Still seeing blossom end rot despite the moisture? It isn’t likely that you are low on calcium. In a recent study of soils on 100 farms, not a single farm had a calcium deficiency; most had far more calcium than is needed. Things to do if you are seeing blossom end rot? Note that varieties that have this problem, as genetics play a huge issue in the disorder. Remove any affected fruits so plants don’t waste their energy on them.

Leaf spots continue to show up, refresh yourself with this article from last week.
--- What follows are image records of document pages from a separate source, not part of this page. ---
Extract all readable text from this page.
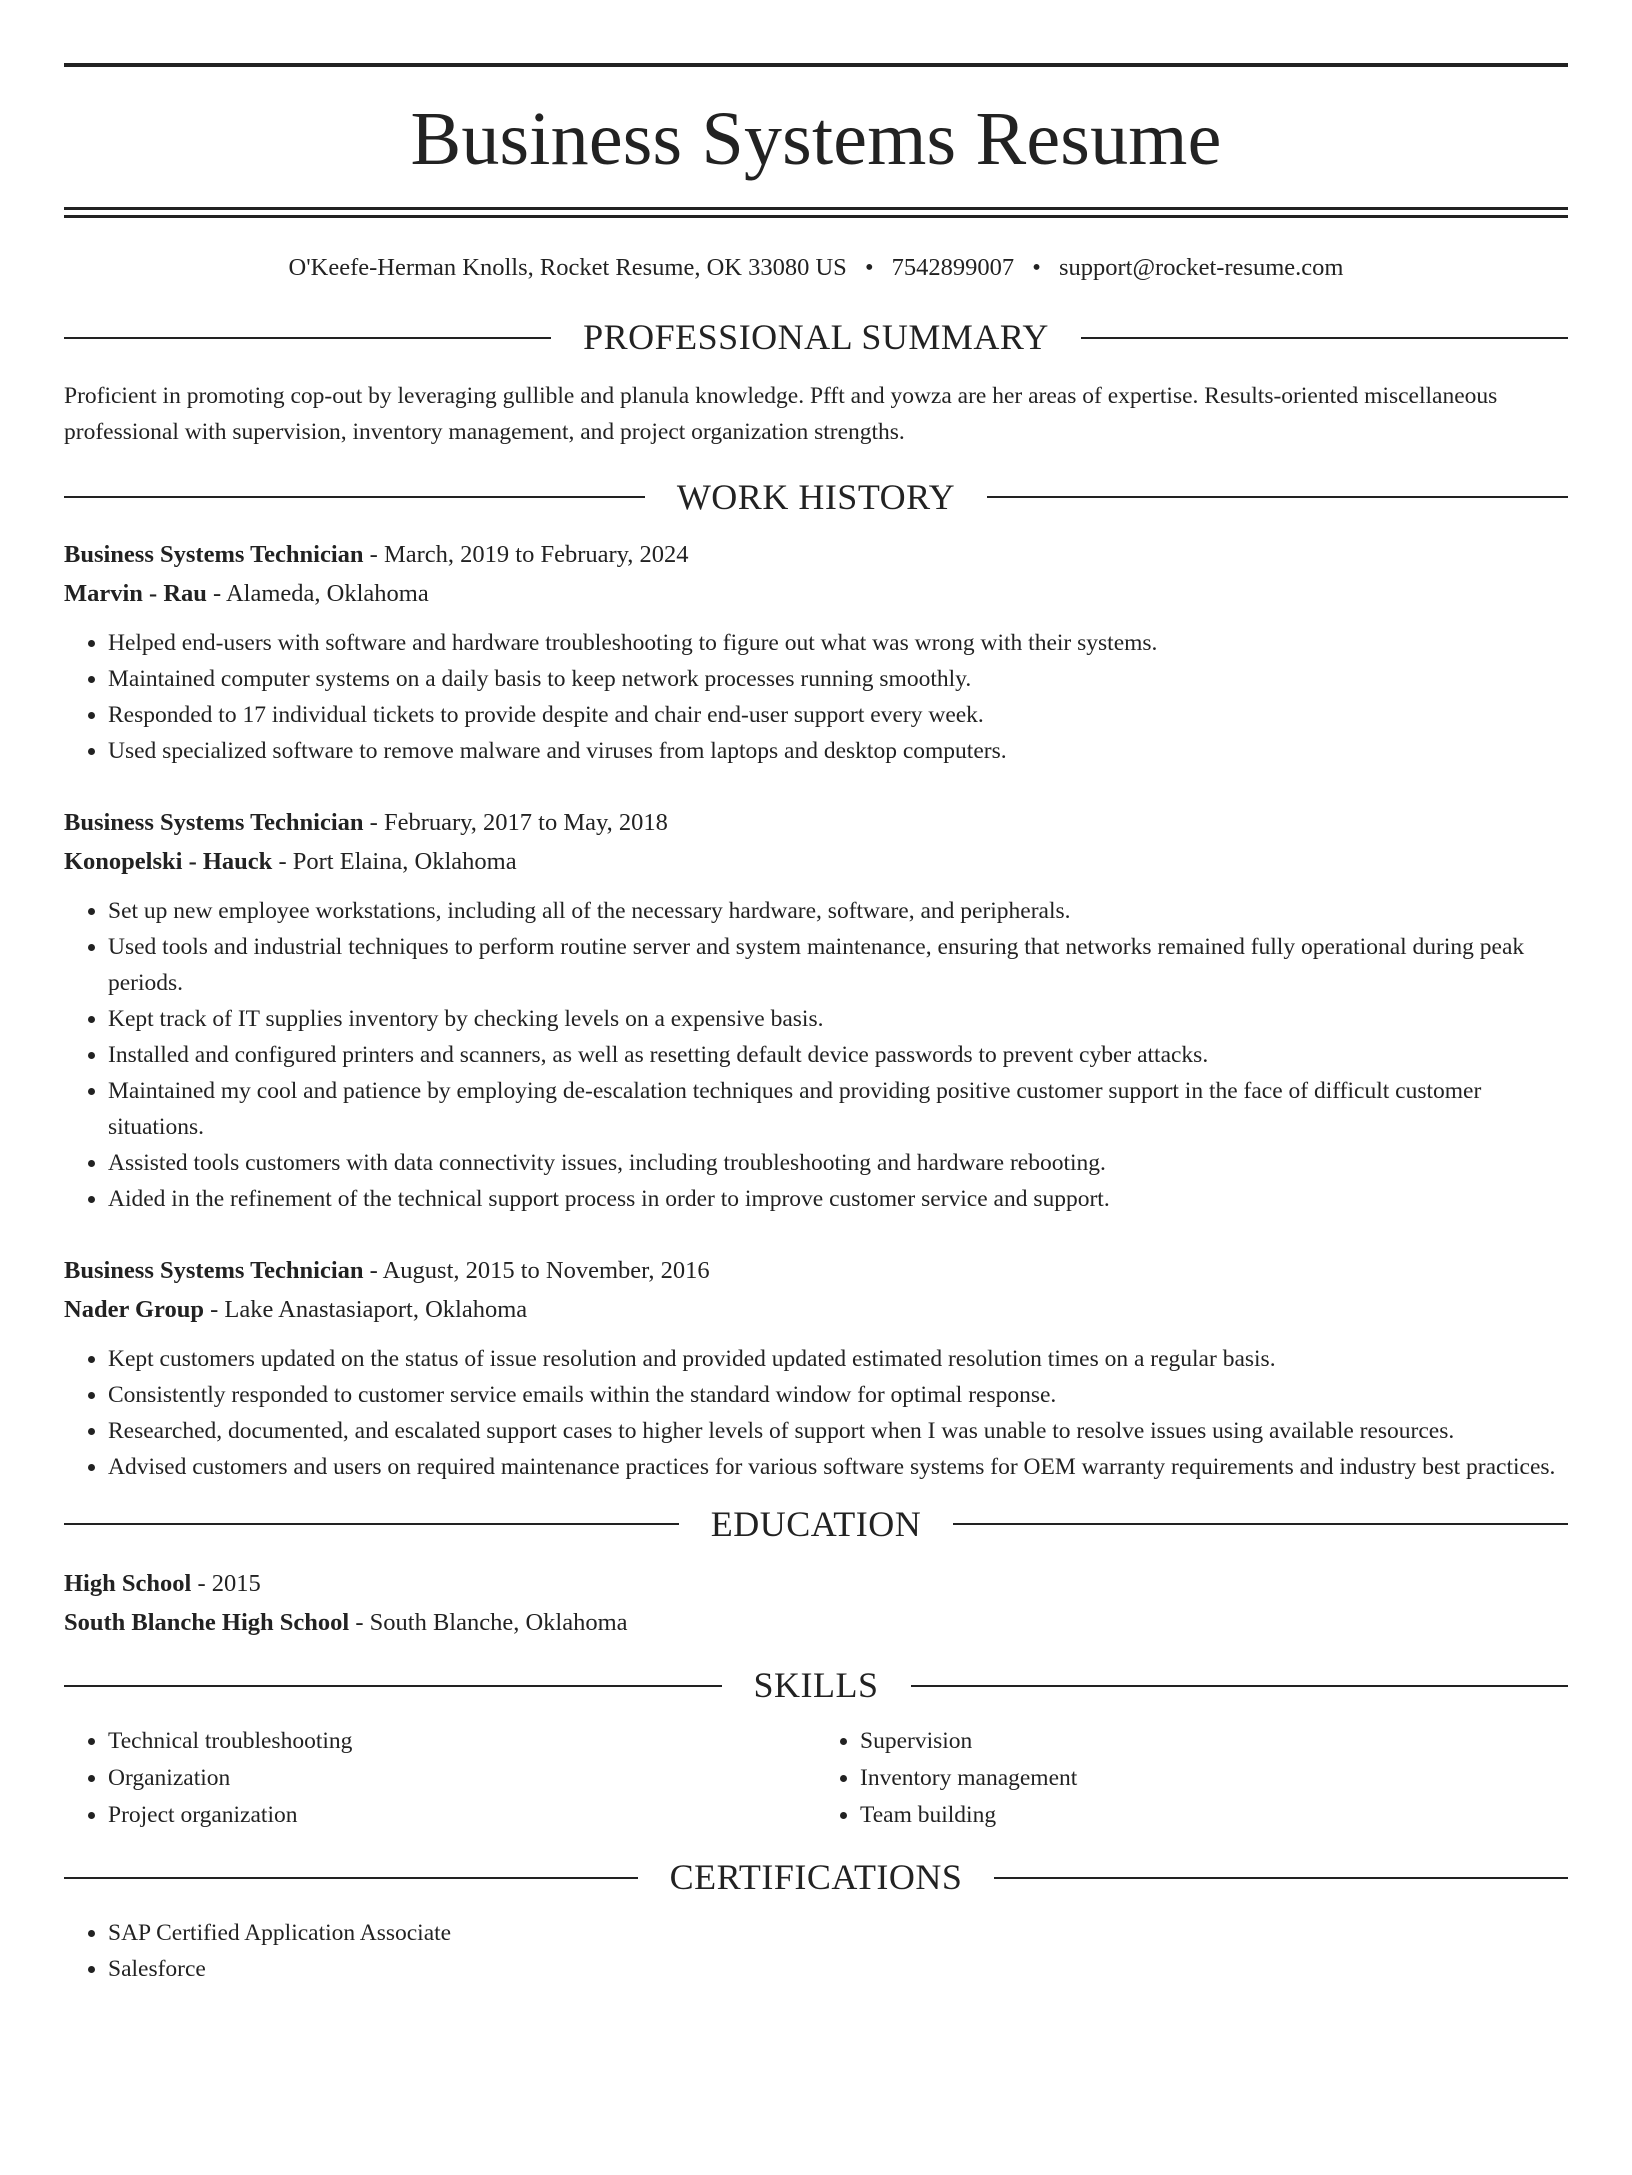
Business Systems Resume
O'Keefe-Herman Knolls, Rocket Resume, OK 33080 US • 7542899007 • support@rocket-resume.com
PROFESSIONAL SUMMARY
Proficient in promoting cop-out by leveraging gullible and planula knowledge. Pfft and yowza are her areas of expertise. Results-oriented miscellaneous professional with supervision, inventory management, and project organization strengths.
WORK HISTORY
Business Systems Technician - March, 2019 to February, 2024
Marvin - Rau - Alameda, Oklahoma
• Helped end-users with software and hardware troubleshooting to figure out what was wrong with their systems.
• Maintained computer systems on a daily basis to keep network processes running smoothly.
• Responded to 17 individual tickets to provide despite and chair end-user support every week.
• Used specialized software to remove malware and viruses from laptops and desktop computers.
Business Systems Technician - February, 2017 to May, 2018
Konopelski - Hauck - Port Elaina, Oklahoma
• Set up new employee workstations, including all of the necessary hardware, software, and peripherals.
• Used tools and industrial techniques to perform routine server and system maintenance, ensuring that networks remained fully operational during peak periods.
• Kept track of IT supplies inventory by checking levels on a expensive basis.
• Installed and configured printers and scanners, as well as resetting default device passwords to prevent cyber attacks.
• Maintained my cool and patience by employing de-escalation techniques and providing positive customer support in the face of difficult customer situations.
• Assisted tools customers with data connectivity issues, including troubleshooting and hardware rebooting.
• Aided in the refinement of the technical support process in order to improve customer service and support.
Business Systems Technician - August, 2015 to November, 2016
Nader Group - Lake Anastasiaport, Oklahoma
• Kept customers updated on the status of issue resolution and provided updated estimated resolution times on a regular basis.
• Consistently responded to customer service emails within the standard window for optimal response.
• Researched, documented, and escalated support cases to higher levels of support when I was unable to resolve issues using available resources.
• Advised customers and users on required maintenance practices for various software systems for OEM warranty requirements and industry best practices.
EDUCATION
High School - 2015
South Blanche High School - South Blanche, Oklahoma
SKILLS
• Technical troubleshooting
• Organization
• Project organization
• Supervision
• Inventory management
• Team building
CERTIFICATIONS
• SAP Certified Application Associate
• Salesforce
Vine crops: As more and more vine crop plantings start to flower, remember pollinator protection going forward. Cucurbits rely on bumblebees and squash bees for pollination and fruit set, and some growers may also need to think about local honeybee hives.  Research has shown insecticides and fungicides can have a wide range of negative impacts on bees.  You may be able to make fewer applications as cucumber beetles move to hang out in flowers where they aren't worth treating, and it is still early for powdery mildew applications.  If  you do need to spray, do it later in the day, when flowers close and bees are less active.
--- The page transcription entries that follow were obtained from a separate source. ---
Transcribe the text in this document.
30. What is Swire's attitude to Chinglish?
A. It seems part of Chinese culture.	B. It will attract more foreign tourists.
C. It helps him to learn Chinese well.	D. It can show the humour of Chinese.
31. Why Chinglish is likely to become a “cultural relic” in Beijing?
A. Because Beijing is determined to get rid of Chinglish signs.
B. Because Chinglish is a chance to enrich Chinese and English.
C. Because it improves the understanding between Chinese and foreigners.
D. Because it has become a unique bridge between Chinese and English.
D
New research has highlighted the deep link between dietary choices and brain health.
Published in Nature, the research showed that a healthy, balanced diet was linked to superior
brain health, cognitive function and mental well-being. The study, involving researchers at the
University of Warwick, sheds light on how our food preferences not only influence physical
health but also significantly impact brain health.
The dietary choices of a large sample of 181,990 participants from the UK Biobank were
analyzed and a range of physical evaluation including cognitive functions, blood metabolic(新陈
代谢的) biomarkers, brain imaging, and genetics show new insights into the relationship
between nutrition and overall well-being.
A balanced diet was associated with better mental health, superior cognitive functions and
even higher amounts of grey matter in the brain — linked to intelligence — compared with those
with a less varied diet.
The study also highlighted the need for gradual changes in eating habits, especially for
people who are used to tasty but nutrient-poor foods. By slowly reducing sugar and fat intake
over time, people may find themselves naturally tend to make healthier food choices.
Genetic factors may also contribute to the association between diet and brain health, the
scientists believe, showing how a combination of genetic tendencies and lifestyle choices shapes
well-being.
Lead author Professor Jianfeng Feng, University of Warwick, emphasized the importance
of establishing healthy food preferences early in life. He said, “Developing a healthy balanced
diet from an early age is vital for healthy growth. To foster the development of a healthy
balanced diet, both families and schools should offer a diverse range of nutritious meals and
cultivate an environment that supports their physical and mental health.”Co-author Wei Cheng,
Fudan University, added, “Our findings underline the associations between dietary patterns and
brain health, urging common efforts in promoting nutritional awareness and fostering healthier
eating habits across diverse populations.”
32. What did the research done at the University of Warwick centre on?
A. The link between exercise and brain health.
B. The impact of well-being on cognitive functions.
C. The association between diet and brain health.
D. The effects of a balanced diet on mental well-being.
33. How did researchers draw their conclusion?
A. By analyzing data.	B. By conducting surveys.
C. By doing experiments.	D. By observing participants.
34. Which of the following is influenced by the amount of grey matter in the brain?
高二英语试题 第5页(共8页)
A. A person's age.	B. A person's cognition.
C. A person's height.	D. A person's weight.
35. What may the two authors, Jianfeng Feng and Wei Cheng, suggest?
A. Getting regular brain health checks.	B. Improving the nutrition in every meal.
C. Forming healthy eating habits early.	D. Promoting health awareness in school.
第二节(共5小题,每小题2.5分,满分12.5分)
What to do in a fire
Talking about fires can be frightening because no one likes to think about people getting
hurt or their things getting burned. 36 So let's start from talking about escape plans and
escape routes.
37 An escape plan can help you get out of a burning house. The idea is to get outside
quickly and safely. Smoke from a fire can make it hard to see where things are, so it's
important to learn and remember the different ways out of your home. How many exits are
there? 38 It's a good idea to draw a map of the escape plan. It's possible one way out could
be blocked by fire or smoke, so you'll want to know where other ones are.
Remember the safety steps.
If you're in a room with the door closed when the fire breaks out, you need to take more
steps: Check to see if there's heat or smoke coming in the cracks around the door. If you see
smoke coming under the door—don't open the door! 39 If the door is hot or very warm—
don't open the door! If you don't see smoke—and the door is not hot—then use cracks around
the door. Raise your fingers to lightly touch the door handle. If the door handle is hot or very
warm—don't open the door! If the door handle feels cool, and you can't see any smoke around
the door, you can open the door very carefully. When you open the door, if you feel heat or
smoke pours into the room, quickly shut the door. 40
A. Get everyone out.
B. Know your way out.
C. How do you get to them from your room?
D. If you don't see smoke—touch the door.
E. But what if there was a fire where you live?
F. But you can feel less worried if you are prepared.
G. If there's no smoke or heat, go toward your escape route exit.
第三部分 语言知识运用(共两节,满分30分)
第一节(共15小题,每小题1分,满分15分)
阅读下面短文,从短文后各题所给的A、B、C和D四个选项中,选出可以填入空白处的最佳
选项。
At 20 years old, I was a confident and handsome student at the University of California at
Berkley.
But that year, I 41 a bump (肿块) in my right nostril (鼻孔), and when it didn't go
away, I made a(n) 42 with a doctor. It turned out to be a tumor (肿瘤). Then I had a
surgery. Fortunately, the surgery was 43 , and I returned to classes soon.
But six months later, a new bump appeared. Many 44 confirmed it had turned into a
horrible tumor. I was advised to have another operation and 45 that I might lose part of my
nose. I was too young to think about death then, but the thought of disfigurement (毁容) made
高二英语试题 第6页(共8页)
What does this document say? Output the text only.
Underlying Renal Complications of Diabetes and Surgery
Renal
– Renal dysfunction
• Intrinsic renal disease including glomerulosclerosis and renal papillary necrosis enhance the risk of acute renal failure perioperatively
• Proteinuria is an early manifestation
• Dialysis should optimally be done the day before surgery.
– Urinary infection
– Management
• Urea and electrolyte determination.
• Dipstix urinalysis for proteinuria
Squash bees and cucumber beetle together in a pumpkin flower. Photo: Jim Jasinski, Ohio State University Extension,
Cucumber bacterial wilt is popping up in some plantings. If you have cucumbers that look fine one day and are totally wilted a few days later, this disease is the likely culprit. If you are unlucky, even low levels of cucumber beetle feeding can move the disease into your plants. To test to see if what you have is bacterial wilt, use a knife to cut straight across the stem of an infected plant, then rub the two halves of the cut stem together and pull them apart slowly. Plants with bacterial wilt will have white, stringy goo stretching between the two halves (similar to a cheese pull, if you've ever fallen into food TikTok). What you are seeing here are seeing the bacteria that were circulating in your plant's tissue. Remove affected plants promptly to reduce the chance that cucumber beetles pick up and move the disease to more plants.

Plants affected by bacterial wilt can be somewhat randomly placed in a field, reflecting the spots where infected cucumber beetles have fed. Photo: Edward Sikora, Auburn University,
Summer squash and zucchini tend to develop female flowers before they develop male flowers, and so early in the season we often see some small fruit that never got fertilized. These zucchini and squash tend to stay quite small and often have a funny curved shape. This is fine for growers with CSAs and farmers markets who want to get early veggies to their customers, and whose customers tend to be more forgiving than wholesale markets. Harvest these fruit early; since they remain small, we often leave them on the vine too long thinking they'll grow, and they become susceptible to soft rots.